In IT, the idempotency of recovery measures for databases and services is required in order to ensure fault tolerance in the event of a crash during a restart phase. Undo and redo operations must have the same result even if they are executed several times in a row.

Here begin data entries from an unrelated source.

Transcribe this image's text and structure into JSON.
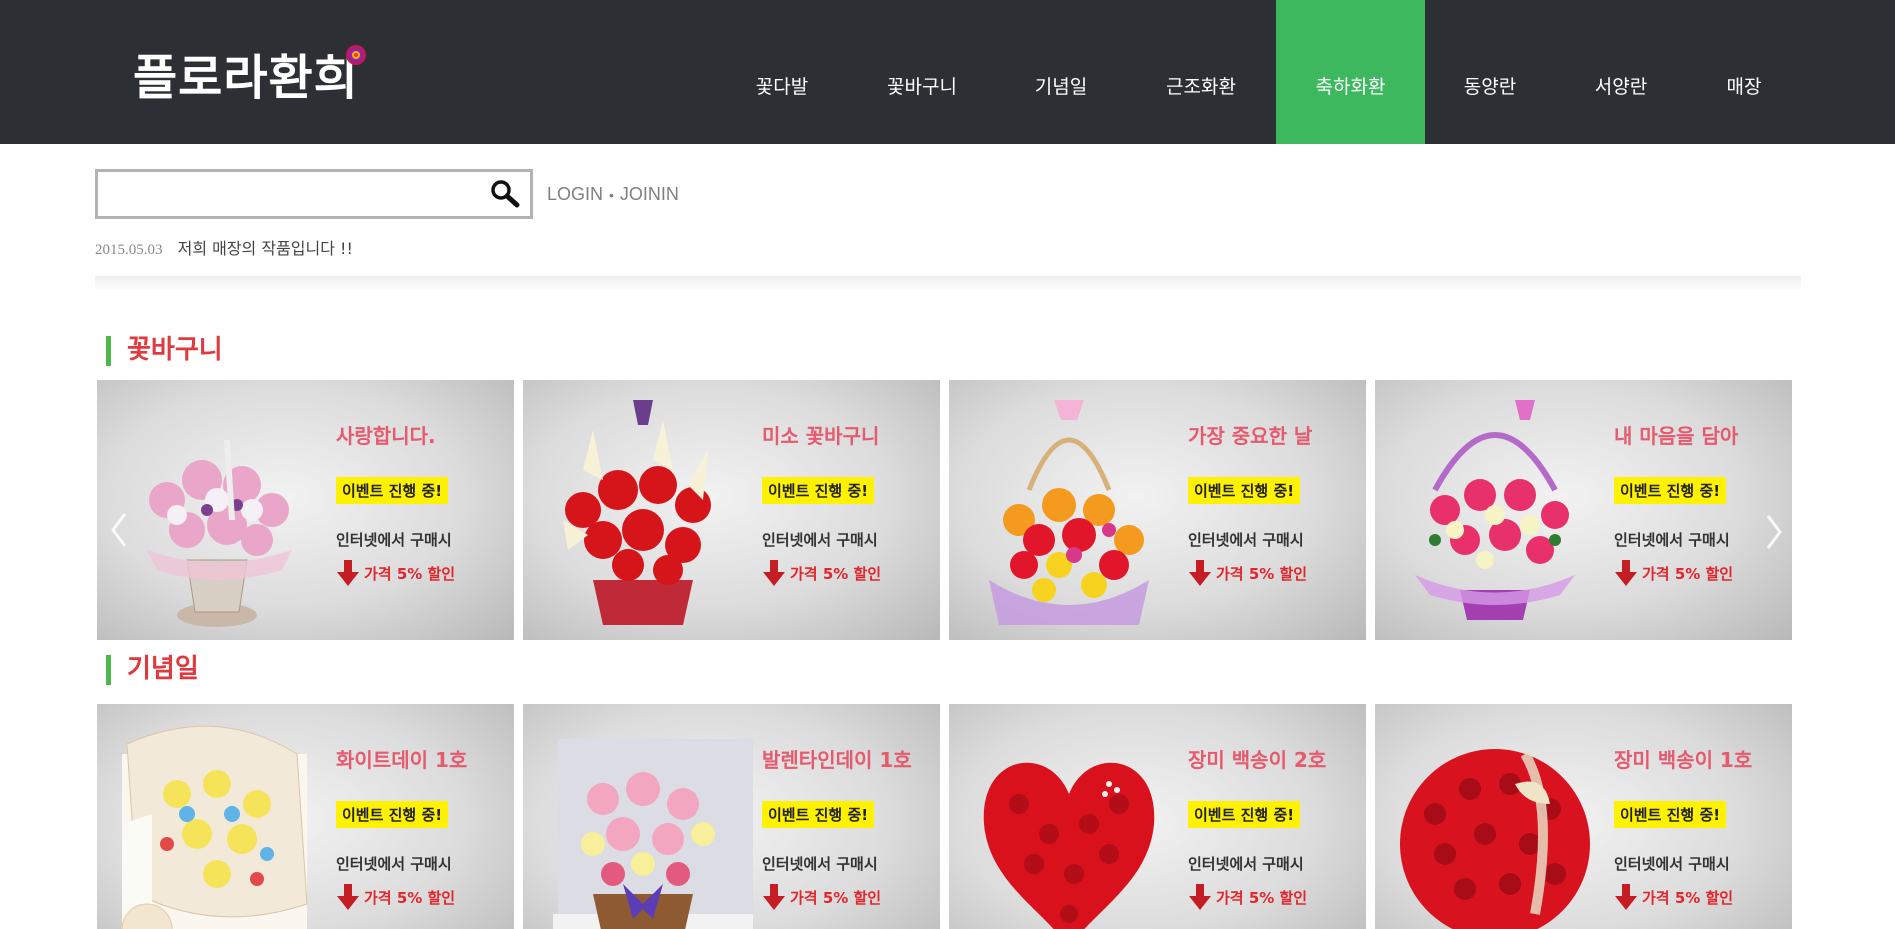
{
  "brand": {
    "logo_text": "플로라환희"
  },
  "nav": {
    "items": [
      {
        "label": "꽃다발"
      },
      {
        "label": "꽃바구니"
      },
      {
        "label": "기념일"
      },
      {
        "label": "근조화환"
      },
      {
        "label": "축하화환",
        "active": true
      },
      {
        "label": "동양란"
      },
      {
        "label": "서양란"
      },
      {
        "label": "매장"
      }
    ]
  },
  "search": {
    "value": "",
    "placeholder": "",
    "icon": "search-icon"
  },
  "account": {
    "login_label": "LOGIN",
    "separator": "•",
    "join_label": "JOININ"
  },
  "notice": {
    "date": "2015.05.03",
    "text": "저희 매장의 작품입니다 !!"
  },
  "colors": {
    "header_bg": "#2c3035",
    "active_nav": "#3db85e",
    "section_title": "#e0393e",
    "section_bar": "#4cb84c",
    "card_title": "#e55a6e",
    "badge": "#fff200",
    "discount": "#e0272d"
  },
  "sections": [
    {
      "title": "꽃바구니",
      "cards": [
        {
          "title": "사랑합니다.",
          "badge": "이벤트 진행 중!",
          "line1": "인터넷에서 구매시",
          "line2": "가격 5% 할인",
          "flower": "mixed-pink-white"
        },
        {
          "title": "미소 꽃바구니",
          "badge": "이벤트 진행 중!",
          "line1": "인터넷에서 구매시",
          "line2": "가격 5% 할인",
          "flower": "red-carnation-lily"
        },
        {
          "title": "가장 중요한 날",
          "badge": "이벤트 진행 중!",
          "line1": "인터넷에서 구매시",
          "line2": "가격 5% 할인",
          "flower": "orange-red-mixed"
        },
        {
          "title": "내 마음을 담아",
          "badge": "이벤트 진행 중!",
          "line1": "인터넷에서 구매시",
          "line2": "가격 5% 할인",
          "flower": "pink-rose-basket"
        }
      ]
    },
    {
      "title": "기념일",
      "cards": [
        {
          "title": "화이트데이 1호",
          "badge": "이벤트 진행 중!",
          "line1": "인터넷에서 구매시",
          "line2": "가격 5% 할인",
          "flower": "candy-heart-box"
        },
        {
          "title": "발렌타인데이 1호",
          "badge": "이벤트 진행 중!",
          "line1": "인터넷에서 구매시",
          "line2": "가격 5% 할인",
          "flower": "pastel-rose-basket"
        },
        {
          "title": "장미 백송이 2호",
          "badge": "이벤트 진행 중!",
          "line1": "인터넷에서 구매시",
          "line2": "가격 5% 할인",
          "flower": "red-rose-heart"
        },
        {
          "title": "장미 백송이 1호",
          "badge": "이벤트 진행 중!",
          "line1": "인터넷에서 구매시",
          "line2": "가격 5% 할인",
          "flower": "red-rose-basket"
        }
      ]
    }
  ]
}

Read-only services are inherently idempotent since the state of the data is not changed. Every non-idempotent writing service can be made an idempotent service from a technical point of view.

### example

In the case of a service for booking amounts of money, the call deposit (100) is not idempotent, since the amount 100 is paid in several times if the service is called up several times. On the other hand, if you were to call up a new account balance (600) , the account balance would remain the same if the service was called up several times. This call would be idempotent.